The Atlantic Coast Pipeline’s path is disproportionately routed through Native American, African-American and Appalachian communities. Historic Union Hill in Buckingham County is the planned site of the state’s only compressor station, where some residents will live 150’ away from this 57,000hp, 24/7 machine. Who could live next to that? 

We cannot cut carbon emissions by building more fossil fuel infrastructure, despite an attractive 14% return. 

Political candidates began shunning Dominion dollars in last year’s elections, and the trend grows.

Mr. Farrell, do you feel Dominion’s profits are more important than people and the planet?

Dominion, accustomed to having its way, throws “donations” both left and right to ensure favor. Mr. Farrell remains intent on business as usual…A guaranteed up-to-14% return is rosy indeed in these times.
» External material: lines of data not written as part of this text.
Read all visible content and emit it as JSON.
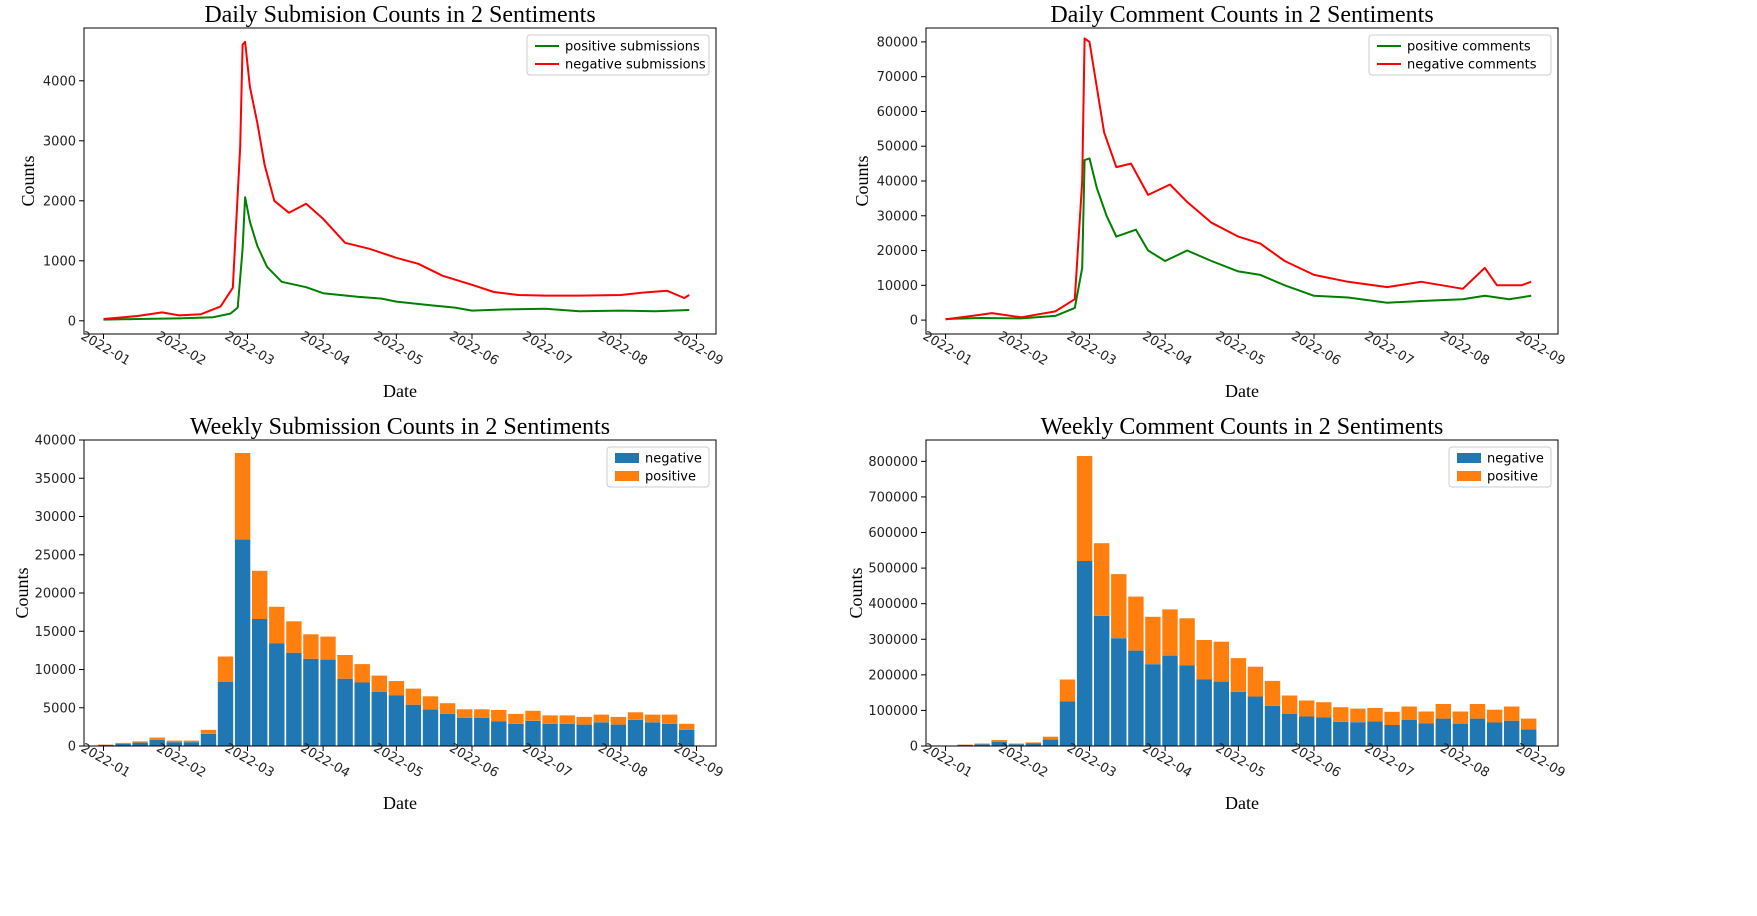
{
  "chart_data": [
    {
      "id": "daily-submissions",
      "type": "line",
      "title": "Daily Submision Counts in 2 Sentiments",
      "xlabel": "Date",
      "ylabel": "Counts",
      "xlim": [
        "2021-12-24",
        "2022-09-09"
      ],
      "ylim": [
        -220,
        4880
      ],
      "yticks": [
        0,
        1000,
        2000,
        3000,
        4000
      ],
      "xticks": [
        "2022-01",
        "2022-02",
        "2022-03",
        "2022-04",
        "2022-05",
        "2022-06",
        "2022-07",
        "2022-08",
        "2022-09"
      ],
      "legend": "top-right",
      "series": [
        {
          "name": "positive submissions",
          "color": "#008000",
          "points": [
            [
              "2022-01-01",
              20
            ],
            [
              "2022-01-15",
              30
            ],
            [
              "2022-02-01",
              40
            ],
            [
              "2022-02-15",
              60
            ],
            [
              "2022-02-22",
              120
            ],
            [
              "2022-02-25",
              220
            ],
            [
              "2022-02-27",
              1200
            ],
            [
              "2022-02-28",
              2060
            ],
            [
              "2022-03-02",
              1650
            ],
            [
              "2022-03-05",
              1250
            ],
            [
              "2022-03-09",
              900
            ],
            [
              "2022-03-15",
              650
            ],
            [
              "2022-03-25",
              560
            ],
            [
              "2022-04-01",
              460
            ],
            [
              "2022-04-15",
              400
            ],
            [
              "2022-04-25",
              370
            ],
            [
              "2022-05-01",
              320
            ],
            [
              "2022-05-15",
              260
            ],
            [
              "2022-05-25",
              220
            ],
            [
              "2022-06-01",
              170
            ],
            [
              "2022-06-15",
              190
            ],
            [
              "2022-07-01",
              200
            ],
            [
              "2022-07-15",
              160
            ],
            [
              "2022-08-01",
              170
            ],
            [
              "2022-08-15",
              160
            ],
            [
              "2022-08-29",
              180
            ]
          ]
        },
        {
          "name": "negative submissions",
          "color": "#ff0000",
          "points": [
            [
              "2022-01-01",
              30
            ],
            [
              "2022-01-15",
              80
            ],
            [
              "2022-01-25",
              140
            ],
            [
              "2022-02-01",
              90
            ],
            [
              "2022-02-10",
              110
            ],
            [
              "2022-02-18",
              240
            ],
            [
              "2022-02-23",
              550
            ],
            [
              "2022-02-26",
              2900
            ],
            [
              "2022-02-27",
              4600
            ],
            [
              "2022-02-28",
              4650
            ],
            [
              "2022-03-02",
              3900
            ],
            [
              "2022-03-05",
              3300
            ],
            [
              "2022-03-08",
              2600
            ],
            [
              "2022-03-12",
              2000
            ],
            [
              "2022-03-18",
              1800
            ],
            [
              "2022-03-25",
              1950
            ],
            [
              "2022-04-01",
              1700
            ],
            [
              "2022-04-10",
              1300
            ],
            [
              "2022-04-20",
              1200
            ],
            [
              "2022-05-01",
              1050
            ],
            [
              "2022-05-10",
              950
            ],
            [
              "2022-05-20",
              750
            ],
            [
              "2022-06-01",
              600
            ],
            [
              "2022-06-10",
              480
            ],
            [
              "2022-06-20",
              430
            ],
            [
              "2022-07-01",
              420
            ],
            [
              "2022-07-15",
              420
            ],
            [
              "2022-08-01",
              430
            ],
            [
              "2022-08-10",
              470
            ],
            [
              "2022-08-20",
              500
            ],
            [
              "2022-08-27",
              380
            ],
            [
              "2022-08-29",
              430
            ]
          ]
        }
      ]
    },
    {
      "id": "daily-comments",
      "type": "line",
      "title": "Daily Comment Counts in 2 Sentiments",
      "xlabel": "Date",
      "ylabel": "Counts",
      "xlim": [
        "2021-12-24",
        "2022-09-09"
      ],
      "ylim": [
        -4000,
        84000
      ],
      "yticks": [
        0,
        10000,
        20000,
        30000,
        40000,
        50000,
        60000,
        70000,
        80000
      ],
      "xticks": [
        "2022-01",
        "2022-02",
        "2022-03",
        "2022-04",
        "2022-05",
        "2022-06",
        "2022-07",
        "2022-08",
        "2022-09"
      ],
      "legend": "top-right",
      "series": [
        {
          "name": "positive comments",
          "color": "#008000",
          "points": [
            [
              "2022-01-01",
              300
            ],
            [
              "2022-01-15",
              600
            ],
            [
              "2022-02-01",
              500
            ],
            [
              "2022-02-15",
              1200
            ],
            [
              "2022-02-23",
              3500
            ],
            [
              "2022-02-26",
              15000
            ],
            [
              "2022-02-27",
              46000
            ],
            [
              "2022-03-01",
              46500
            ],
            [
              "2022-03-04",
              38000
            ],
            [
              "2022-03-08",
              30000
            ],
            [
              "2022-03-12",
              24000
            ],
            [
              "2022-03-20",
              26000
            ],
            [
              "2022-03-25",
              20000
            ],
            [
              "2022-04-01",
              17000
            ],
            [
              "2022-04-10",
              20000
            ],
            [
              "2022-04-20",
              17000
            ],
            [
              "2022-05-01",
              14000
            ],
            [
              "2022-05-10",
              13000
            ],
            [
              "2022-05-20",
              10000
            ],
            [
              "2022-06-01",
              7000
            ],
            [
              "2022-06-15",
              6500
            ],
            [
              "2022-07-01",
              5000
            ],
            [
              "2022-07-15",
              5500
            ],
            [
              "2022-08-01",
              6000
            ],
            [
              "2022-08-10",
              7000
            ],
            [
              "2022-08-20",
              6000
            ],
            [
              "2022-08-29",
              7000
            ]
          ]
        },
        {
          "name": "negative comments",
          "color": "#ff0000",
          "points": [
            [
              "2022-01-01",
              200
            ],
            [
              "2022-01-15",
              1500
            ],
            [
              "2022-01-20",
              2000
            ],
            [
              "2022-02-01",
              800
            ],
            [
              "2022-02-15",
              2500
            ],
            [
              "2022-02-23",
              6000
            ],
            [
              "2022-02-26",
              40000
            ],
            [
              "2022-02-27",
              81000
            ],
            [
              "2022-03-01",
              80000
            ],
            [
              "2022-03-04",
              67000
            ],
            [
              "2022-03-07",
              54000
            ],
            [
              "2022-03-12",
              44000
            ],
            [
              "2022-03-18",
              45000
            ],
            [
              "2022-03-25",
              36000
            ],
            [
              "2022-04-03",
              39000
            ],
            [
              "2022-04-10",
              34000
            ],
            [
              "2022-04-20",
              28000
            ],
            [
              "2022-05-01",
              24000
            ],
            [
              "2022-05-10",
              22000
            ],
            [
              "2022-05-20",
              17000
            ],
            [
              "2022-06-01",
              13000
            ],
            [
              "2022-06-15",
              11000
            ],
            [
              "2022-07-01",
              9500
            ],
            [
              "2022-07-15",
              11000
            ],
            [
              "2022-08-01",
              9000
            ],
            [
              "2022-08-10",
              15000
            ],
            [
              "2022-08-15",
              10000
            ],
            [
              "2022-08-25",
              10000
            ],
            [
              "2022-08-29",
              11000
            ]
          ]
        }
      ]
    },
    {
      "id": "weekly-submissions",
      "type": "bar",
      "stacked": true,
      "title": "Weekly Submission Counts in 2 Sentiments",
      "xlabel": "Date",
      "ylabel": "Counts",
      "xlim": [
        "2021-12-24",
        "2022-09-09"
      ],
      "ylim": [
        0,
        40000
      ],
      "yticks": [
        0,
        5000,
        10000,
        15000,
        20000,
        25000,
        30000,
        35000,
        40000
      ],
      "xticks": [
        "2022-01",
        "2022-02",
        "2022-03",
        "2022-04",
        "2022-05",
        "2022-06",
        "2022-07",
        "2022-08",
        "2022-09"
      ],
      "legend": "top-right",
      "dates": [
        "2022-01-02",
        "2022-01-09",
        "2022-01-16",
        "2022-01-23",
        "2022-01-30",
        "2022-02-06",
        "2022-02-13",
        "2022-02-20",
        "2022-02-27",
        "2022-03-06",
        "2022-03-13",
        "2022-03-20",
        "2022-03-27",
        "2022-04-03",
        "2022-04-10",
        "2022-04-17",
        "2022-04-24",
        "2022-05-01",
        "2022-05-08",
        "2022-05-15",
        "2022-05-22",
        "2022-05-29",
        "2022-06-05",
        "2022-06-12",
        "2022-06-19",
        "2022-06-26",
        "2022-07-03",
        "2022-07-10",
        "2022-07-17",
        "2022-07-24",
        "2022-07-31",
        "2022-08-07",
        "2022-08-14",
        "2022-08-21",
        "2022-08-28"
      ],
      "series": [
        {
          "name": "negative",
          "color": "#1f77b4",
          "values": [
            150,
            300,
            450,
            800,
            500,
            500,
            1600,
            8400,
            27000,
            16600,
            13400,
            12200,
            11400,
            11300,
            8800,
            8300,
            7100,
            6600,
            5400,
            4800,
            4200,
            3700,
            3700,
            3200,
            2900,
            3300,
            2900,
            2900,
            2800,
            3100,
            2800,
            3400,
            3100,
            2900,
            2100
          ]
        },
        {
          "name": "positive",
          "color": "#ff7f0e",
          "values": [
            50,
            100,
            150,
            300,
            200,
            200,
            500,
            3300,
            11300,
            6300,
            4800,
            4100,
            3200,
            3000,
            3100,
            2400,
            2100,
            1900,
            2100,
            1700,
            1400,
            1100,
            1100,
            1500,
            1300,
            1300,
            1100,
            1100,
            1000,
            1000,
            1000,
            1000,
            1000,
            1200,
            800
          ]
        }
      ]
    },
    {
      "id": "weekly-comments",
      "type": "bar",
      "stacked": true,
      "title": "Weekly Comment Counts in 2 Sentiments",
      "xlabel": "Date",
      "ylabel": "Counts",
      "xlim": [
        "2021-12-24",
        "2022-09-09"
      ],
      "ylim": [
        0,
        860000
      ],
      "yticks": [
        0,
        100000,
        200000,
        300000,
        400000,
        500000,
        600000,
        700000,
        800000
      ],
      "xticks": [
        "2022-01",
        "2022-02",
        "2022-03",
        "2022-04",
        "2022-05",
        "2022-06",
        "2022-07",
        "2022-08",
        "2022-09"
      ],
      "legend": "top-right",
      "dates": [
        "2022-01-02",
        "2022-01-09",
        "2022-01-16",
        "2022-01-23",
        "2022-01-30",
        "2022-02-06",
        "2022-02-13",
        "2022-02-20",
        "2022-02-27",
        "2022-03-06",
        "2022-03-13",
        "2022-03-20",
        "2022-03-27",
        "2022-04-03",
        "2022-04-10",
        "2022-04-17",
        "2022-04-24",
        "2022-05-01",
        "2022-05-08",
        "2022-05-15",
        "2022-05-22",
        "2022-05-29",
        "2022-06-05",
        "2022-06-12",
        "2022-06-19",
        "2022-06-26",
        "2022-07-03",
        "2022-07-10",
        "2022-07-17",
        "2022-07-24",
        "2022-07-31",
        "2022-08-07",
        "2022-08-14",
        "2022-08-21",
        "2022-08-28"
      ],
      "series": [
        {
          "name": "negative",
          "color": "#1f77b4",
          "values": [
            1000,
            3000,
            5000,
            12000,
            5000,
            7000,
            18000,
            125000,
            520000,
            366000,
            303000,
            268000,
            230000,
            254000,
            227000,
            187000,
            181000,
            152000,
            139000,
            113000,
            90000,
            83000,
            81000,
            68000,
            67000,
            69000,
            59000,
            73000,
            64000,
            77000,
            62000,
            77000,
            66000,
            71000,
            47000
          ]
        },
        {
          "name": "positive",
          "color": "#ff7f0e",
          "values": [
            500,
            1000,
            2000,
            5000,
            2000,
            3000,
            8000,
            62000,
            295000,
            204000,
            180000,
            152000,
            133000,
            130000,
            132000,
            111000,
            112000,
            95000,
            84000,
            70000,
            52000,
            45000,
            42000,
            41000,
            38000,
            38000,
            37000,
            38000,
            33000,
            41000,
            35000,
            41000,
            36000,
            40000,
            30000
          ]
        }
      ]
    }
  ]
}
But times are a-changin’, as shown in the wave of Dominion donation refusals.

All the Virginia shareholder comments at the meeting asked for environmental stewardship, and all were quickly dismissed.

Mr. Farrell, the public has educated itself, given our planet’s dire situation. ”Business as usual” finds us teetering on the brink of climate disaster. Your claims of only “microscopic amounts of methane escape from pipelines”; toxic emissions “wiped out of our fleet”; and pride that 50+ acres of trees have been cut to make way for the wonders of the Cove Point LNG export terminal (a huge commitment to continuing a fossil fuel path) are horrific denials of our true plight.

If you so “obviously” put people’s welfare over profits, you would not endanger our air, water and land. If you’re amazed by your opposition’s tenacity, it’s because the horrors of Flint, Michigan, San Bernardino and along every leaking and exploding pipeline are real. If we’re lucky enough to not live in the path of a proposed pipeline, we know that but for grace, there go we.